How will agentic AI evolve for enterprise use?
Recorded at the Infosys Topaz Columbia University Enterprise AI Center, this interview features Professor Vishal Misra, Vice Dean of Computing and AI at Columbia University. He explores where agentic AI is headed, highlighting three critical themes:
- Why small language models are emerging as a more practical, efficient alternative to all-encompassing large models
- How reasoning models enhance reliability by allowing AI to analyze situations before responding
- Where enterprises must draw guardrails—embracing read-focused use cases first while exercising caution with write-based automation
Drawing on his perspective as a researcher and technology leader, Professor Misra underscores both the promise and the perils of agentic AI. This interview offers business and technology leaders a roadmap to scale AI responsibly while unlocking new enterprise-grade value.
What are the top three AI trends you see for 2026 and beyond?
Vishal Misra:
Agentic AI is one of the big themes that is emerging now for the next couple of years at least. Within agentic AI, I think we will see a lot more usage of small language models. The trend has been so far large language models. So a language model that knows both about cricket and quantum gravity and mRNA. You don't really need all of that if you want to perform specific tasks. So I think small language models are going to emerge. The other thing that's going to happen is, again, this is a very recent trend coming out of research labs, is that reasoning models have become really powerful. Earlier, what used to happen with the large language models, I mean earlier, it's a very new field, is your pre-trained model contained all sort of the expertise. You would ask a prompt, and it will immediately give a response. Now what people have realized that letting these models reason makes them perform a lot better. So it's like an internal monologue that goes on through the models trying to analyze the situation and coming up with a better answer. I think reasoning models are going to take a big role in this whole agentic AI world that we live.

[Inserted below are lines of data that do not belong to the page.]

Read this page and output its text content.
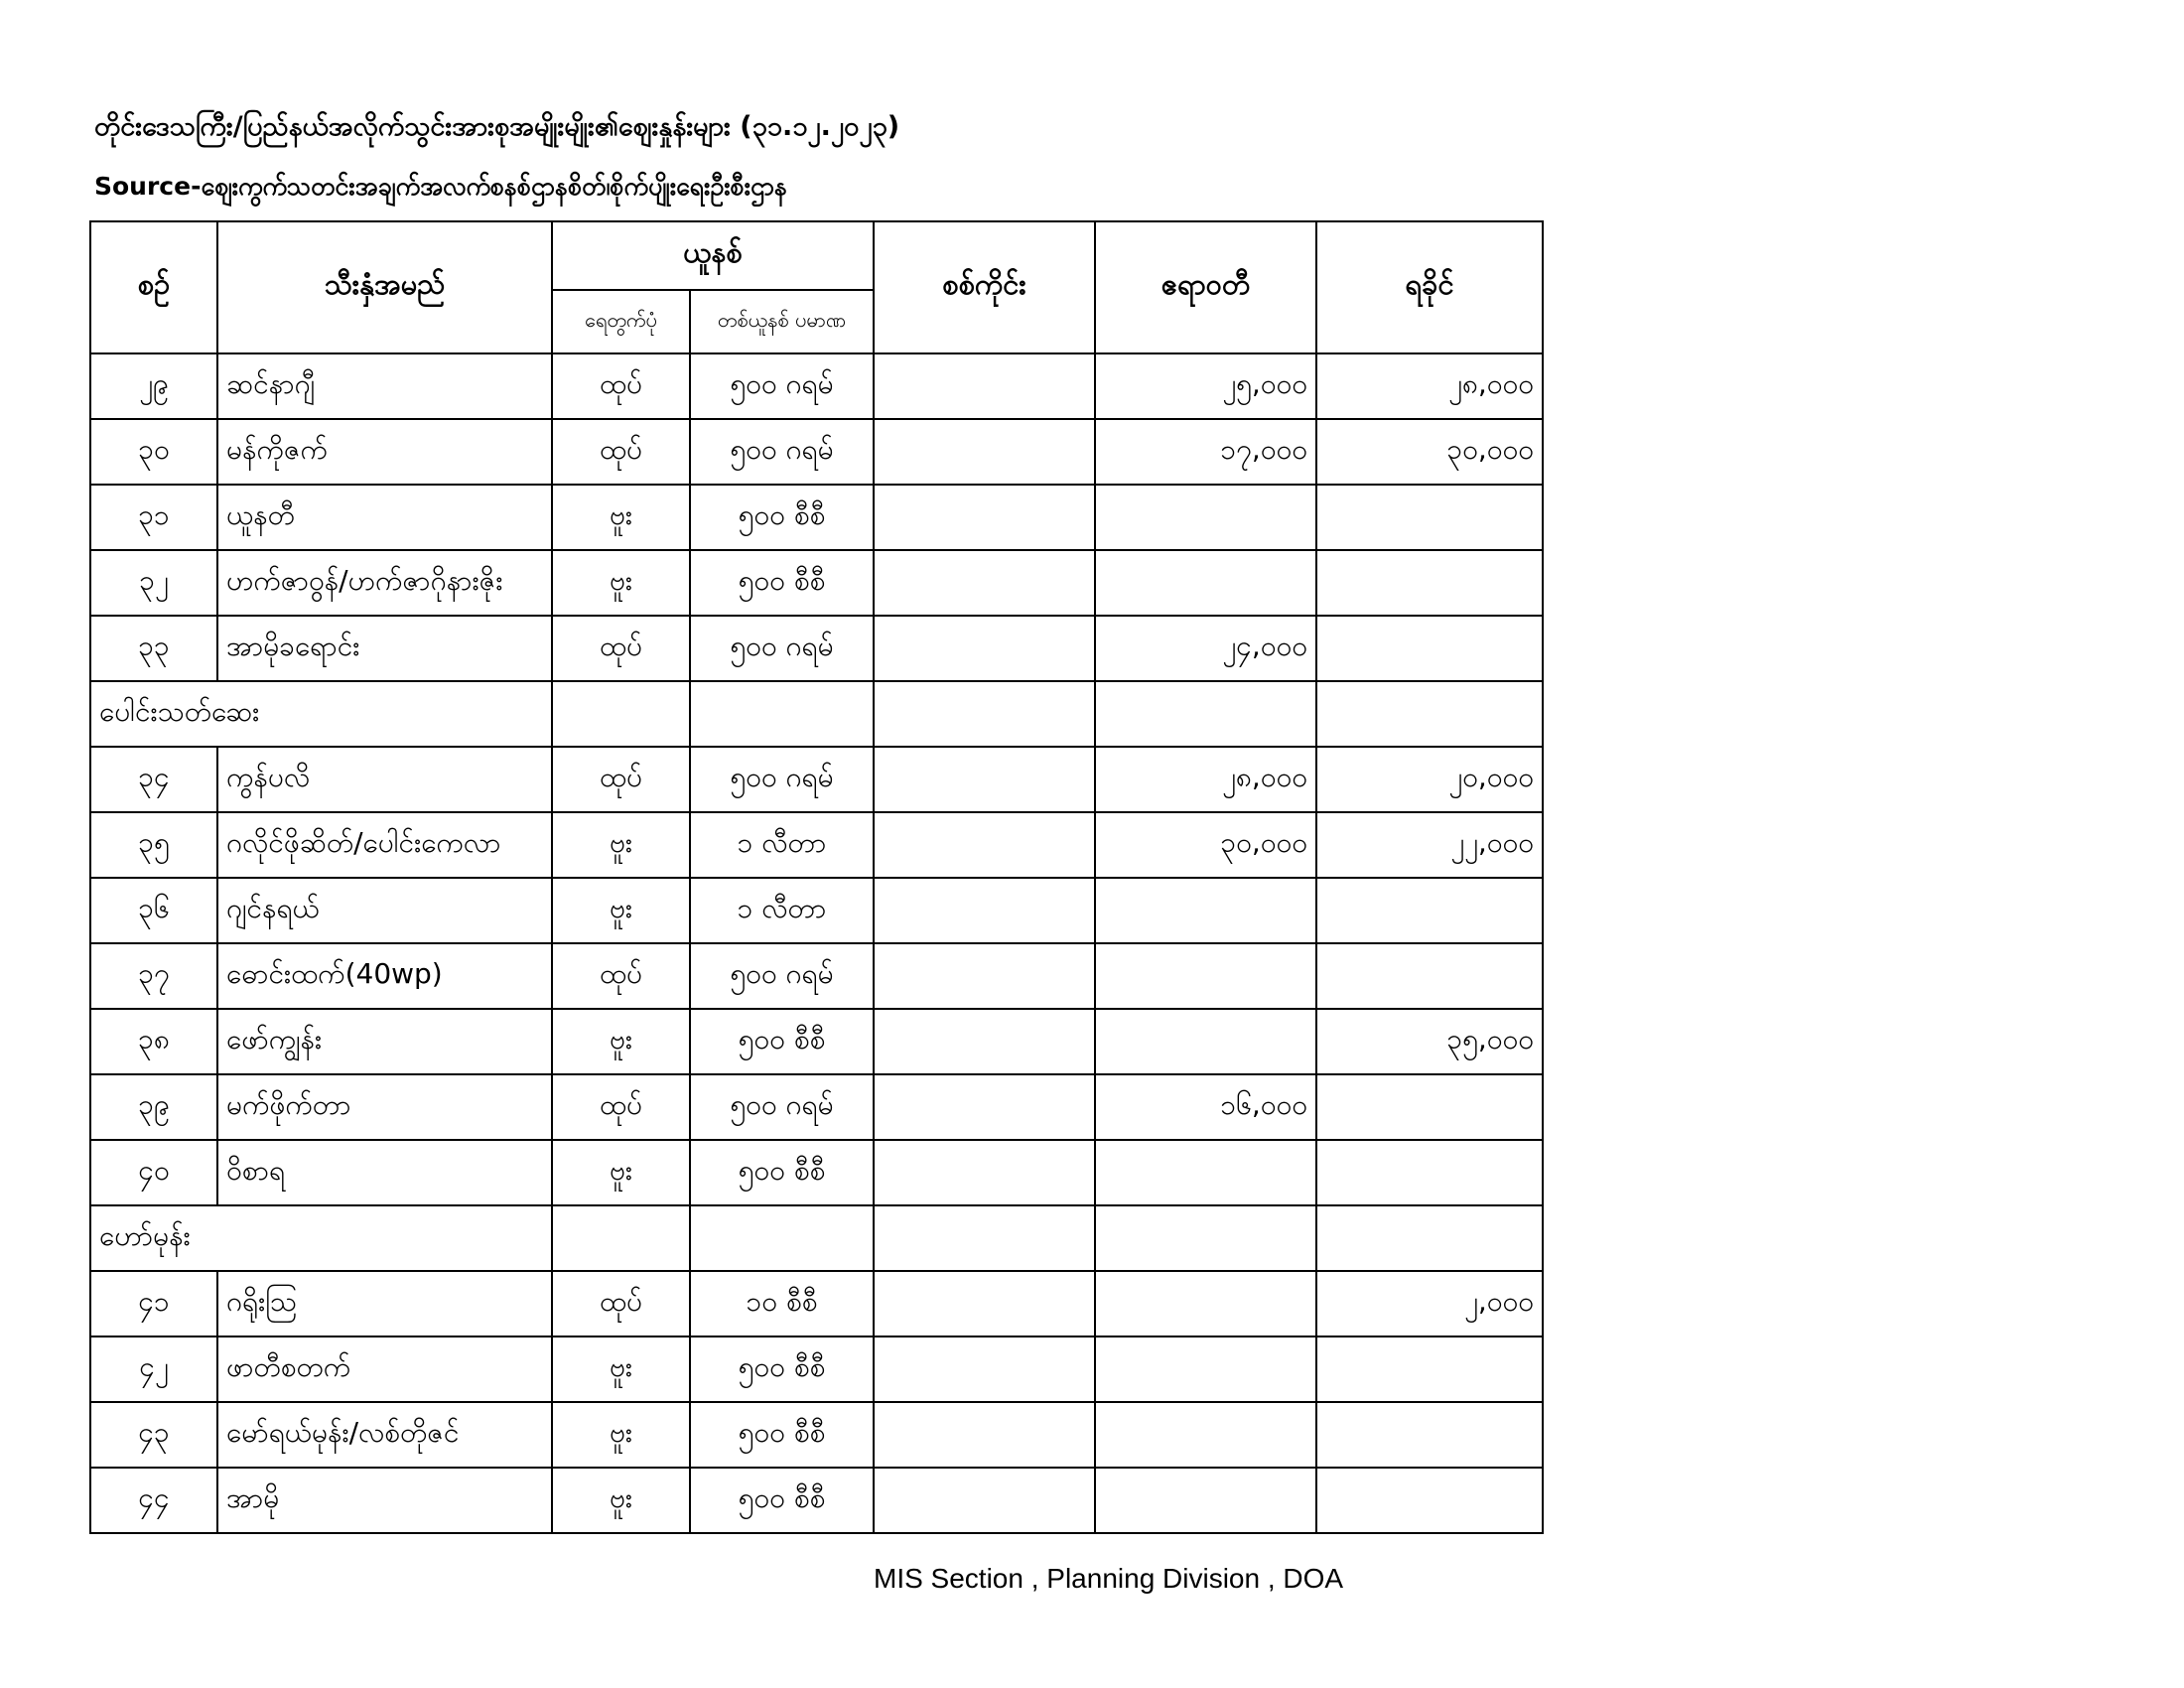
တိုင်းဒေသကြီး/ပြည်နယ်အလိုက်သွင်းအားစုအမျိုးမျိုး၏ဈေးနှုန်းများ (၃၁.၁၂.၂၀၂၃)
Source-ဈေးကွက်သတင်းအချက်အလက်စနစ်ဌာနစိတ်၊စိုက်ပျိုးရေးဦးစီးဌာန
စဉ်	သီးနှံအမည်	ယူနစ်		စစ်ကိုင်း	ဧရာဝတီ	ရခိုင်
		ရေတွက်ပုံ	တစ်ယူနစ် ပမာဏ			
၂၉	ဆင်နာဂျီ	ထုပ်	၅၀၀ ဂရမ်		၂၅,၀၀၀	၂၈,၀၀၀
၃၀	မန်ကိုဇက်	ထုပ်	၅၀၀ ဂရမ်		၁၇,၀၀၀	၃၀,၀၀၀
၃၁	ယူနတီ	ဗူး	၅၀၀ စီစီ			
၃၂	ဟက်ဇာဝွန်/ဟက်ဇာဂိုနားဇိုး	ဗူး	၅၀၀ စီစီ			
၃၃	အာမိုခရောင်း	ထုပ်	၅၀၀ ဂရမ်		၂၄,၀၀၀	
ပေါင်းသတ်ဆေး						
၃၄	ကွန်ပလိ	ထုပ်	၅၀၀ ဂရမ်		၂၈,၀၀၀	၂၀,၀၀၀
၃၅	ဂလိုင်ဖိုဆိတ်/ပေါင်းကေလာ	ဗူး	၁ လီတာ		၃၀,၀၀၀	၂၂,၀၀၀
၃၆	ဂျင်နရယ်	ဗူး	၁ လီတာ			
၃၇	ဓောင်းထက်(40wp)	ထုပ်	၅၀၀ ဂရမ်			
၃၈	ဖော်ကျွန်း	ဗူး	၅၀၀ စီစီ			၃၅,၀၀၀
၃၉	မက်ဖိုက်တာ	ထုပ်	၅၀၀ ဂရမ်		၁၆,၀၀၀	
၄၀	ဝိစာရ	ဗူး	၅၀၀ စီစီ			
ဟော်မုန်း						
၄၁	ဂရိုးသြ	ထုပ်	၁၀ စီစီ			၂,၀၀၀
၄၂	ဖာတီစတက်	ဗူး	၅၀၀ စီစီ			
၄၃	မော်ရယ်မုန်း/လစ်တိုဇင်	ဗူး	၅၀၀ စီစီ			
၄၄	အာမို	ဗူး	၅၀၀ စီစီ			
MIS Section , Planning Division , DOA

What concerns you most about implementing AI at scale?
Vishal Misra:
We have all been aware of this issue of these models hallucinating. And these hallucinations have improved quite a lot, but we are not there yet. When you talk about enterprise level efficiency, there was a time when engineering used to mean five minutes reliability, sending the man to the moon, things like that. We are not there yet with prompt engineering. So there's a lot of guardrails that need to be put in of what these models can do and especially in an agentic framework. So what I think is going to happen is that there are two kinds of use cases for agentic AI. One I would say is the read use case where these agents will go and fetch data, read data from various data sources, whether they are SAS API or database, and reason over them and provide insights, which today takes a long time for people to get, but if these agents can help. So that's a great use case. I think that will be implemented faster than the write use case. So the write use case is where these agents will go and write stuff to databases. There you have to be very careful. Giving them write access and you know, if something goes wrong, they hallucinate and they wipe out an entire database, then you're in big trouble. So I think write use cases will take a longer time to be implemented. Read use cases will take fast, will be faster. And that's what will build confidence in the enterprise that these things actually can do enterprise grade performance.